Annu Int Conf IEEE Eng Med Biol Soc. 2022 Jul;2022:520-524. doi: 10.1109/EMBC48229.2022.9871048.
Domain adaptation has become an important topic because the trained neural networks from the source domain generally perform poorly in the target domain due to domain shifts, especially for cross-modality medical images. In this work, we present a new unsupervised domain adaptation approach called Multi-Stage GAN (MSGAN) to tackle the problem of domain shift for CT and MRI segmentation tasks. We adopt the multi-stage strategy in parallel to avoid information loss and transfer rough styles on low-resolution feature maps to the detailed textures on high-resolution feature maps. In detail, the style layers map the learnt style codes from the Gaussian noise to the input features in order to synthesize images with different styles. We validate the proposed method for cross-modality medical image segmentation tasks on two public datasets, and the results demonstrate the effectiveness of our method. Clinical relevance- This technique paves the way to translate cross-modality images (MRI and CT) and it can also mitigate the performance degradation when applying deep neural networks in a cross-domain scenario.

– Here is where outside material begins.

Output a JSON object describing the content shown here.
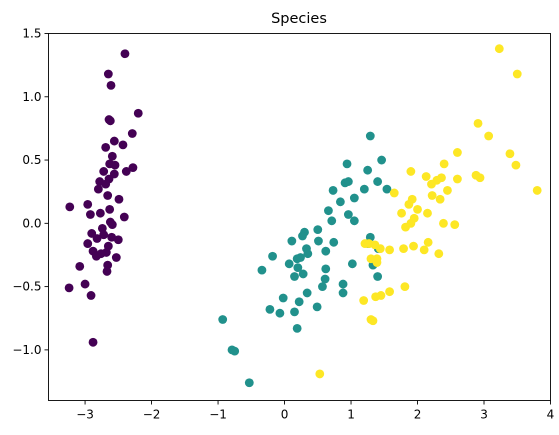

领域自适应已成为一个重要的研究课题,因为源域训练的神经网络由于领域转移,通常在目标域中的性能较差,特别是对于跨模态医学图像。在这项工作中,我们提出了一种新的无监督领域自适应方法,称为多阶段 GAN(MSGAN),以解决 CT 和 MRI 分割任务中的领域转移问题。我们采用多阶段策略并行处理,以避免信息丢失,并将低分辨率特征图上的粗略样式转移到高分辨率特征图上的详细纹理。具体来说,样式层将从高斯噪声中学到的样式代码映射到输入特征,以合成具有不同样式的图像。我们在两个公共数据集上验证了该方法在跨模态医学图像分割任务中的有效性,结果表明了该方法的有效性。临床相关性- 这项技术为跨模态图像(MRI 和 CT)的转换铺平了道路,并且在跨域场景中应用深度神经网络时,它还可以减轻性能下降。